Your bill will probably arrive with your order, but you’re not expected to pay until you leave. Service compris means the tip is included in your bill. However, a tip – even if not compulsory – is always appreciated.

Historic Parisian Cafés

Parisian Cafe

Parisian cafés have been around for centuries. Café Procope, the oldest café in Paris, has been in operation since 1675! And even if there are also plenty of modern cafés offering a cozy atmosphere and delicious cakes, the charm of famous cafés in Paris like Café de la Paix, or Les Deux Magots will likely steal your heart.  Here are our favorite historic cafés in Paris:

Café-Croissant 146 rue Montmartre, Paris 2. This historic café in Paris was originally called ‘A Chope du Croissant’ when it opened in 1820.  It is in this café where the French politician Jean Jaurès was assassinated on 31 July 1914. The table where he liked to linger has been preserved as well as the chair broken following the event.

Café de Flore – 172 boulevard Saint-Germain, Paris 6. One of the most famous cafés in Paris, Café de Flore opened its doors in 1887 and was named after a small sculpture representing Flore (an ancient agrarian deity) located on the other side of the street. This historical café in Paris was the meeting place of various writers, artists, and philosophers.

Les Deux Magots –  6 Place Saint-Germain des Prés, Paris 6. Next to Café de Flore, there’s Les Deux Magots, which opened its doors in 1873. This is one of the most prestigious cafés in Paris, also a meeting place of the literary and intellectual elite in Paris. Today, the guests are mainly tourists because of the very high price of drinks and meals.

Café Procope – 13 rue de l’Ancienne Comédie, Paris 6. The Procope opened its doors in 1675. The owner – Francesco Procopio dei Coltelli, later François Procope – was a young nobleman from Palermo who came to Paris to seek fortune. He quickly succeeded as at that time there was not much more than cabarets.
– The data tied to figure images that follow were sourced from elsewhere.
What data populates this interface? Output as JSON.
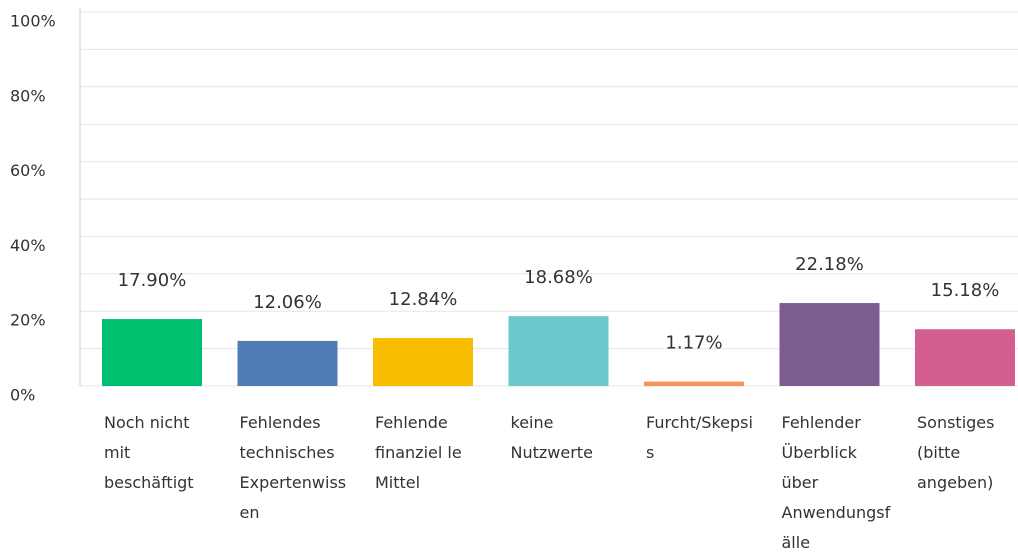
{
  "chart_data": {
    "type": "bar",
    "categories": [
      "Noch nicht mit beschäftigt",
      "Fehlendes technisches Expertenwissen",
      "Fehlende finanziel le Mittel",
      "keine Nutzwerte",
      "Furcht/Skepsis",
      "Fehlender Überblick über Anwendungsfälle",
      "Sonstiges (bitte angeben)"
    ],
    "values": [
      17.9,
      12.06,
      12.84,
      18.68,
      1.17,
      22.18,
      15.18
    ],
    "value_labels": [
      "17.90%",
      "12.06%",
      "12.84%",
      "18.68%",
      "1.17%",
      "22.18%",
      "15.18%"
    ],
    "colors": [
      "#00bf6f",
      "#507cb6",
      "#f9be00",
      "#6bc8cd",
      "#f99157",
      "#7d5c91",
      "#d25f90"
    ],
    "ylim": [
      0,
      100
    ],
    "yticks": [
      {
        "value": 0,
        "label": "0%"
      },
      {
        "value": 20,
        "label": "20%"
      },
      {
        "value": 40,
        "label": "40%"
      },
      {
        "value": 60,
        "label": "60%"
      },
      {
        "value": 80,
        "label": "80%"
      },
      {
        "value": 100,
        "label": "100%"
      }
    ],
    "minor_yticks": [
      10,
      30,
      50,
      70,
      90
    ],
    "grid": true
  }
}
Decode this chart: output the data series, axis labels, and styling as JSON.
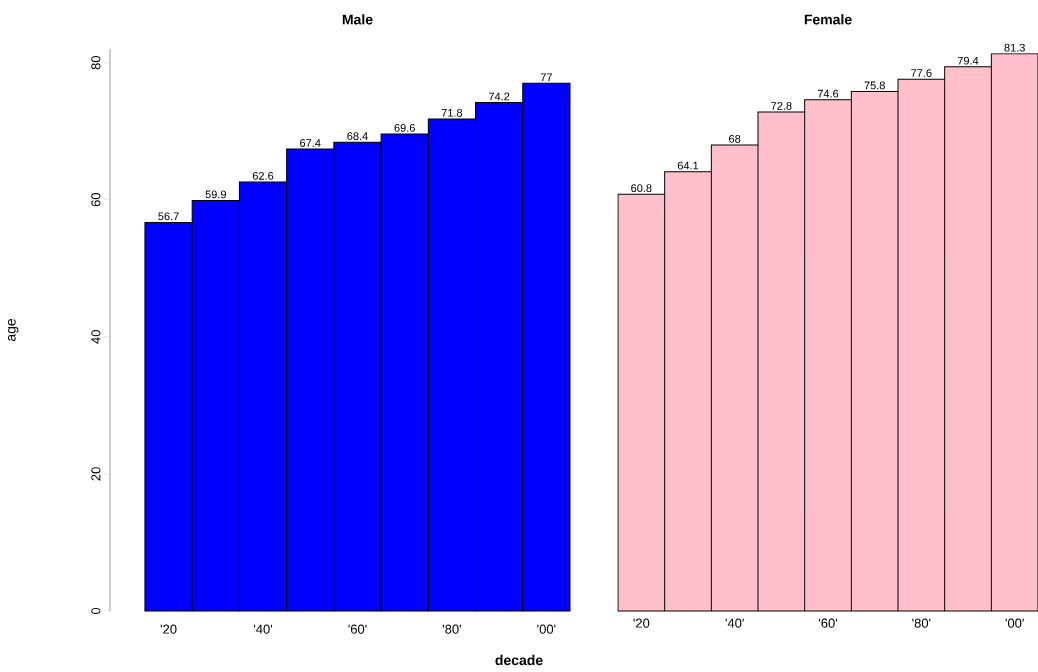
{
  "chart_data": [
    {
      "type": "bar",
      "title": "Male",
      "ylabel": "age",
      "xlabel": "decade",
      "categories": [
        "'20",
        null,
        "'40'",
        null,
        "'60'",
        null,
        "'80'",
        null,
        "'00'"
      ],
      "values": [
        56.7,
        59.9,
        62.6,
        67.4,
        68.4,
        69.6,
        71.8,
        74.2,
        77
      ],
      "color": "#0000ff",
      "data_labels": true,
      "ylim": [
        0,
        82
      ],
      "yticks": [
        0,
        20,
        40,
        60,
        80
      ]
    },
    {
      "type": "bar",
      "title": "Female",
      "categories": [
        "'20",
        null,
        "'40'",
        null,
        "'60'",
        null,
        "'80'",
        null,
        "'00'"
      ],
      "values": [
        60.8,
        64.1,
        68,
        72.8,
        74.6,
        75.8,
        77.6,
        79.4,
        81.3
      ],
      "color": "#ffc0cb",
      "data_labels": true,
      "tick_labels": "x"
    }
  ]
}
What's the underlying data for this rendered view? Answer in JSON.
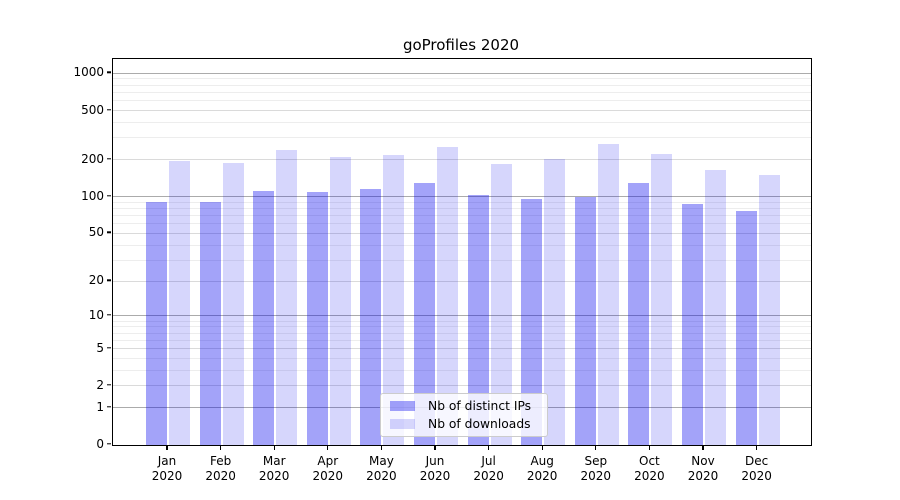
{
  "title": "goProfiles 2020",
  "colors": {
    "ips_bar": "rgba(0,0,238,0.36)",
    "downloads_bar": "rgba(0,0,238,0.16)",
    "grid_major": "#ababab",
    "grid_mid": "#dadada",
    "grid_faint": "#ededed",
    "spine": "#000000",
    "legend_bg": "rgba(255,255,255,0.8)",
    "legend_border": "#cccccc"
  },
  "chart_data": {
    "type": "bar",
    "title": "goProfiles 2020",
    "categories": [
      "Jan",
      "Feb",
      "Mar",
      "Apr",
      "May",
      "Jun",
      "Jul",
      "Aug",
      "Sep",
      "Oct",
      "Nov",
      "Dec"
    ],
    "x_tick_second_line": "2020",
    "series": [
      {
        "name": "Nb of distinct IPs",
        "values": [
          90,
          91,
          111,
          109,
          115,
          129,
          104,
          96,
          99,
          129,
          87,
          77
        ]
      },
      {
        "name": "Nb of downloads",
        "values": [
          194,
          188,
          238,
          210,
          217,
          253,
          184,
          203,
          270,
          224,
          166,
          150
        ]
      }
    ],
    "yscale": "log1p",
    "ylim": [
      0,
      1304
    ],
    "y_ticks": [
      {
        "value": 1000,
        "label": "1000"
      },
      {
        "value": 500,
        "label": "500"
      },
      {
        "value": 200,
        "label": "200"
      },
      {
        "value": 100,
        "label": "100"
      },
      {
        "value": 50,
        "label": "50"
      },
      {
        "value": 20,
        "label": "20"
      },
      {
        "value": 10,
        "label": "10"
      },
      {
        "value": 5,
        "label": "5"
      },
      {
        "value": 2,
        "label": "2"
      },
      {
        "value": 1,
        "label": "1"
      },
      {
        "value": 0,
        "label": "0"
      }
    ],
    "y_minor_gridlines": [
      3,
      4,
      6,
      7,
      8,
      9,
      30,
      40,
      60,
      70,
      80,
      90,
      300,
      400,
      600,
      700,
      800,
      900
    ],
    "grid": true,
    "legend_position": "lower center"
  }
}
In 1684, he was able to buy three small houses in rue des Fossés-Saint-Germain and replaced them with the current building with a second access from Cour du Commerce Saint-André. Later, the café became a place of discussion where Voltaire, d’Alembert, Rousseau, Diderot etc. met. The Encyclopedia was born here from a conversation between Diderot and d’Alembert. A few years later, it was the meeting place for revolutionaries, and in the days of Romanticism, it was the café of Musset, George Sand, Théophile Gautier, or Balzac.

Cafe Le Procope Paris

Café de la Paix – 5 Place de l’Opéra, Paris 9. One of the most beautiful historic cafés in Paris, it was built in 1862 in Napoleon III style on the ground floor of a luxurious Haussmannian building which today houses the Inter-Continental Hotel. At that time, it was the café restaurant of the Grand Hôtel de la Paix. Everyone from Emile Zola to Yves Montand spent time at this beautiful café. In 1896, film screenings were organized in the café. The outdoor terrace offers a magnificent view of the Palais Garnier, so it is the perfect place for a drink before a night at the Opera. 

The Café Charbon – 109 rue Oberkampf Paris 11. Café Charbon opened its doors in 1900 in an artisan district. This Second Empire café has the look of old-fashioned brasseries with its zinc, red benches, large tarnished mirrors, and high ceilings. Its owner was a certain Madame Lefort who set up a café in the front and a theater (‘Les Follies d’Athènes’) in the back. After various fortunes, it reopened in 1995 in its former configuration, since a concert hall, the entrance to which can be seen on the right, is associated with the establishment.

And there you have it, all about café culture in Paris, with some of the best Parisian cafés. In Paris, café life is an integral part of the local scene, and you simply cannot visit the French capital without participating at least once!